Extra Credit by Andrew Clements

September 29, 2011
By MikeK SILVER, Monticello, Illinois
MikeK SILVER, Monticello, Illinois
9 articles 0 photos 0 comments

Favorite Quote:
The purpose of life is a life of purpose

When 6th grader Abby Carson is warned that she will be held back, she’ll do anything to reverse it. Extra Credit by Andrew Clements is obviously meant for children in 4th-6th grade but I would almost recommend it for 3rd graders. Older children and teens would not enjoy the juvenile writing in this childish novel. It is a “cute” read, but I would have rather not have read it (at this age).

Abby Carson from modern day Central Illinois loves to climb things and build forts but has trouble focusing on her schoolwork. Sadeed from Afghanistan loves his schoolwork and is top in his class but doesn’t enjoy much else. Abby, in order to pass 6th grade, has to write extra credit letters to Sadeed. But, Sadeed has to pretend to be his sister because in his village it isn’t proper that boys should talk to girls. Simply, Sadeed is jealous that his sister is getting credit for his writing, and Abby must get her grades up in order to pass 6th grade.

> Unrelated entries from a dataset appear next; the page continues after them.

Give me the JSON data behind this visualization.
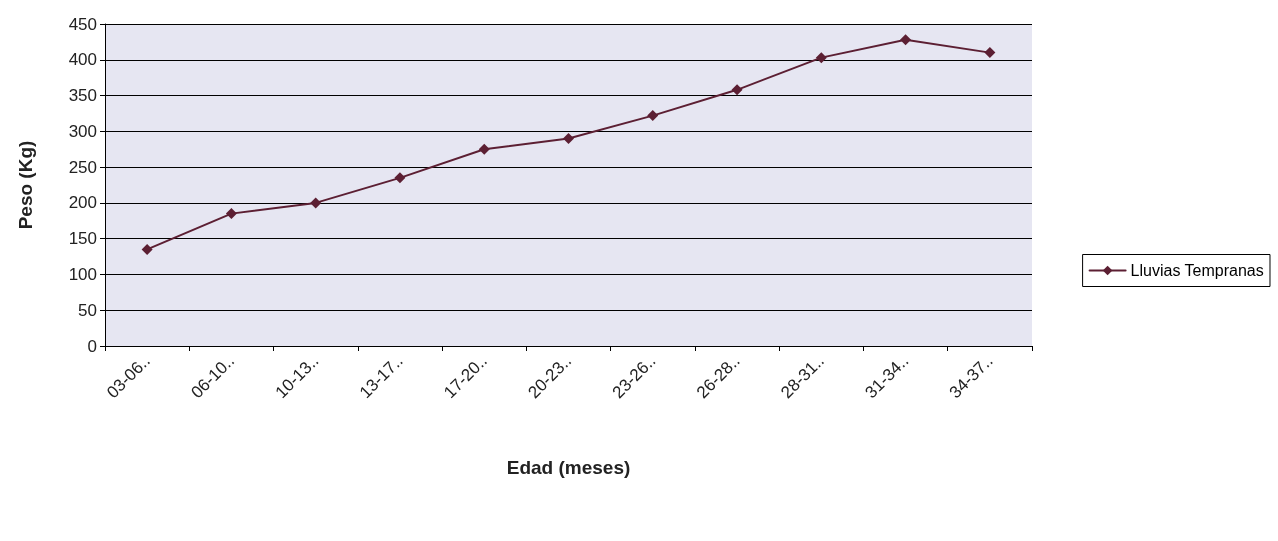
{
  "chart_data": {
    "type": "line",
    "xlabel": "Edad (meses)",
    "ylabel": "Peso (Kg)",
    "categories": [
      "03-06..",
      "06-10..",
      "10-13..",
      "13-17..",
      "17-20..",
      "20-23..",
      "23-26..",
      "26-28..",
      "28-31..",
      "31-34..",
      "34-37.."
    ],
    "series": [
      {
        "name": "Lluvias Tempranas",
        "color": "#5c1f33",
        "values": [
          135,
          185,
          200,
          235,
          275,
          290,
          322,
          358,
          403,
          428,
          410
        ]
      }
    ],
    "ylim": [
      0,
      450
    ],
    "yticks": [
      0,
      50,
      100,
      150,
      200,
      250,
      300,
      350,
      400,
      450
    ],
    "grid": "y",
    "legend": "right",
    "marker": "diamond",
    "line_style": "solid"
  }
}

Extra Credit felt a little boring to me without much action, but I could relate to Abby, because she lives in the same part of Illinois that I do. The book is realistic fiction, but the events could very well happen. Andrew Clements writes a lot of books about kids with school problems that most elementary-schoolers could relate to. I did when I used to read all of his books.

If you’re looking for a short, easy read, Extra Credit is for you. It’s easy to write a report on and it takes a very short amount of time to read. It doesn’t have the greatest story in the world, but it’s easy to understand.
Maybe I’m being a little too harsh here; Extra Credit does show the great differences from the culture of Central Illinois to Northern Afghanistan. It also shows how Abby is worried about her little problems, but learns that Sadeed’s everyday occurrences completely blow away her minor discomforts. Clements showed a great knowledge of the ignorance of others that those of us with easier lives have.

The ending wasn’t quite clichéd, but it wasn’t exciting, either. The book is pretty good until the resolution. If you enjoyed Andrew Clements other books or you’re looking for a short, low-reading-level book, I recommend Extra Credit for you. Overall, I give the book a 4 out of 10.